ARTIGOS
A verdade dos likes
Confira o artigo de José Medrado

Por José Medrado

Quando as pessoas se reúnem – seja em uma praça pública ou em um feed digital – algo muda na forma de pensar, uma espécie de névoa sobrevoa a razão, e o que mais agrega, geralmente uma emoção incendiada pela raiva, abre espaço para o sentir coletivo, e é rápido, contagioso, coletivo. Voltaire, séculos antes da invenção do mídias sociais, claro, já havia pressentido esse perigo. “Aqueles que podem fazê-lo acreditar em absurdos podem te fazer cometer atrocidades”. Vimos e estamos vendo.

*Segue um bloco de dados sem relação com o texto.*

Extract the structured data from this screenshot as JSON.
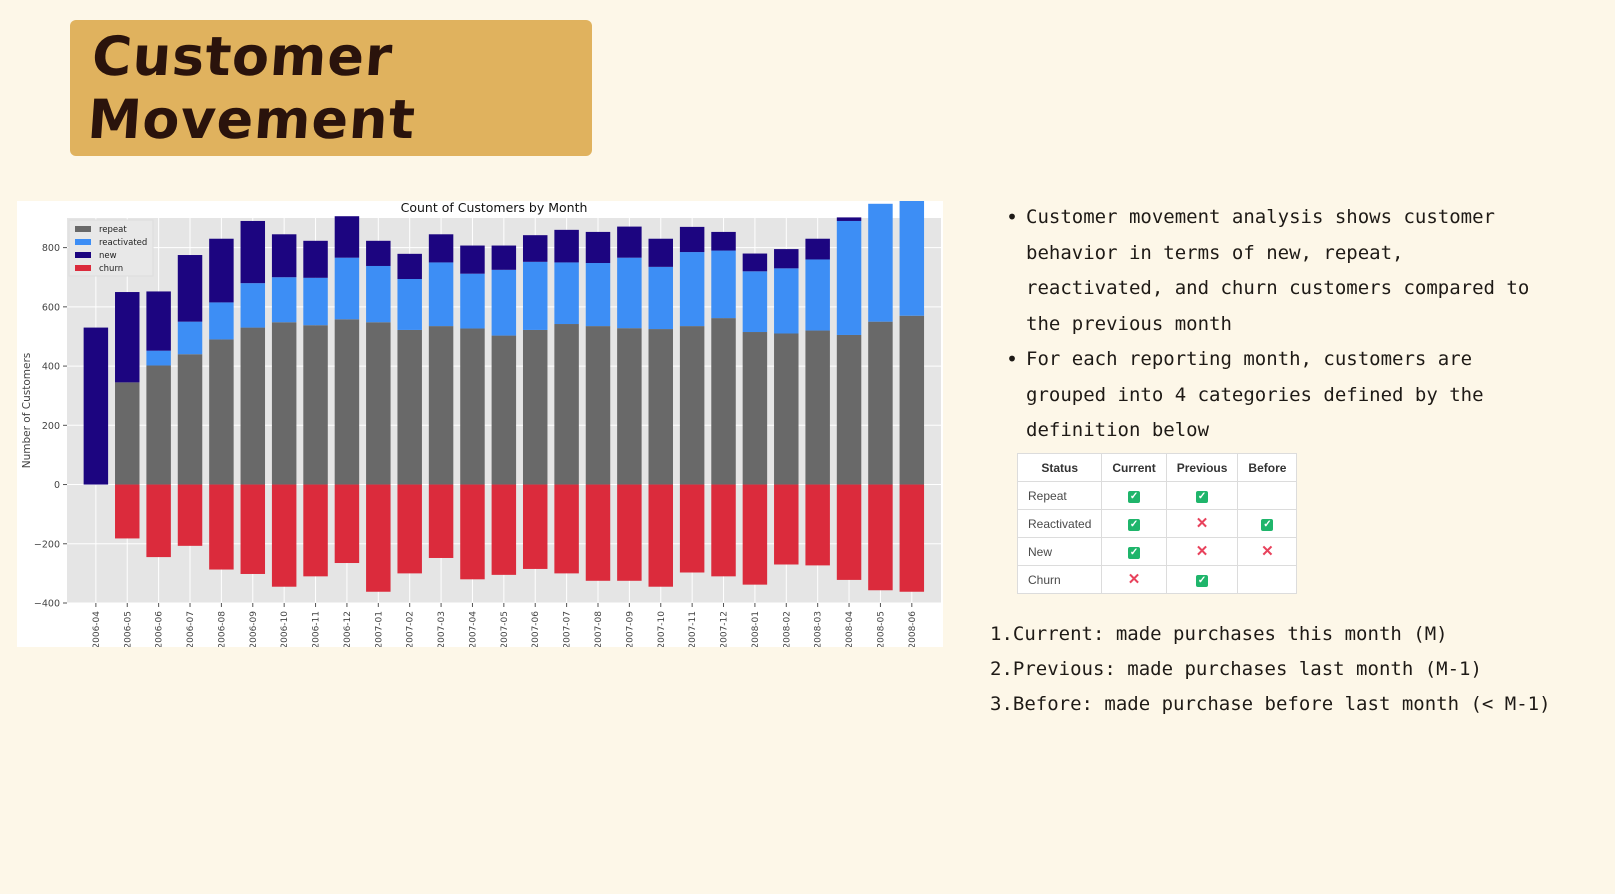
{
  "title": "Customer Movement",
  "bullets": [
    "Customer movement analysis shows customer behavior in terms of new, repeat, reactivated, and churn customers compared to the previous month",
    "For each reporting month, customers are grouped into 4 categories defined by the definition below"
  ],
  "definition_table": {
    "headers": [
      "Status",
      "Current",
      "Previous",
      "Before"
    ],
    "rows": [
      {
        "status": "Repeat",
        "current": "check",
        "previous": "check",
        "before": ""
      },
      {
        "status": "Reactivated",
        "current": "check",
        "previous": "cross",
        "before": "check"
      },
      {
        "status": "New",
        "current": "check",
        "previous": "cross",
        "before": "cross"
      },
      {
        "status": "Churn",
        "current": "cross",
        "previous": "check",
        "before": ""
      }
    ]
  },
  "definitions": [
    {
      "num": "1.",
      "text": "Current: made purchases this month (M)"
    },
    {
      "num": "2.",
      "text": "Previous: made purchases last month (M-1)"
    },
    {
      "num": "3.",
      "text": "Before: made purchase before last month (< M-1)"
    }
  ],
  "chart_data": {
    "type": "bar",
    "stacked": true,
    "title": "Count of Customers by Month",
    "xlabel": "",
    "ylabel": "Number of Customers",
    "ylim": [
      -400,
      900
    ],
    "yticks": [
      -400,
      -200,
      0,
      200,
      400,
      600,
      800
    ],
    "grid": true,
    "legend_position": "top-left",
    "categories": [
      "2006-04",
      "2006-05",
      "2006-06",
      "2006-07",
      "2006-08",
      "2006-09",
      "2006-10",
      "2006-11",
      "2006-12",
      "2007-01",
      "2007-02",
      "2007-03",
      "2007-04",
      "2007-05",
      "2007-06",
      "2007-07",
      "2007-08",
      "2007-09",
      "2007-10",
      "2007-11",
      "2007-12",
      "2008-01",
      "2008-02",
      "2008-03",
      "2008-04",
      "2008-05",
      "2008-06"
    ],
    "series": [
      {
        "name": "repeat",
        "color": "#696969",
        "values": [
          0,
          345,
          402,
          440,
          490,
          530,
          548,
          538,
          558,
          548,
          522,
          535,
          527,
          503,
          522,
          542,
          535,
          528,
          525,
          535,
          562,
          515,
          510,
          520,
          505,
          550,
          570
        ]
      },
      {
        "name": "reactivated",
        "color": "#3d8ef5",
        "values": [
          0,
          0,
          50,
          110,
          125,
          150,
          152,
          160,
          208,
          190,
          172,
          215,
          185,
          222,
          230,
          208,
          213,
          238,
          210,
          250,
          228,
          205,
          220,
          240,
          385,
          398,
          395
        ]
      },
      {
        "name": "new",
        "color": "#1c0580",
        "values": [
          530,
          305,
          200,
          225,
          215,
          210,
          145,
          125,
          140,
          85,
          85,
          95,
          95,
          82,
          90,
          110,
          105,
          105,
          95,
          85,
          63,
          60,
          65,
          70,
          12,
          0,
          0
        ]
      },
      {
        "name": "churn",
        "color": "#db2b3c",
        "values": [
          0,
          -182,
          -245,
          -207,
          -287,
          -302,
          -345,
          -310,
          -265,
          -362,
          -300,
          -248,
          -320,
          -305,
          -285,
          -300,
          -325,
          -325,
          -345,
          -297,
          -310,
          -338,
          -270,
          -273,
          -322,
          -357,
          -362
        ]
      }
    ]
  }
}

Sua advertência não era apenas moral, mas psicológica. Ele compreendeu que, quando a crença se torna espetáculo de massa, com enredo de fantasias, fakes – deveríamos chamar de mentiras, alertaria mais profundamente –, a consciência se dissolve. Nas multidões, o indivíduo perde a capacidade crítica e adere ao impulso coletivo. Freud explicou que o elo invisível entre os membros de um grupo é o afeto – não a razão. Em conjunto, não pensamos: sentimos juntos. E sentir em grupo, ainda mais quando o grupo é virtual e infinito, é o terreno fértil onde germinam tanto o riso quanto o ódio. Quem de nós, quando jovens, não fizemos algo em grupo, que sequer pensaríamos isoladamente, sozinhos?
O que antes se manifestava nas praças e estádios hoje se repete, em escala global, nas redes sociais. O feed é a nova ágora – mas uma ágora sem corpo e sem tempo, onde a emoção circula em alta velocidade e o pensamento, em baixa profundidade. O viral substituiu o valioso porque a lógica que o sustenta não é a da verdade, mas a da reação. Curtidas, compartilhamentos e indignações são o combustível da atenção, e a atenção é a moeda mais cara do século XXI. Surgem, assim, os milionários – literalmente – dos likes.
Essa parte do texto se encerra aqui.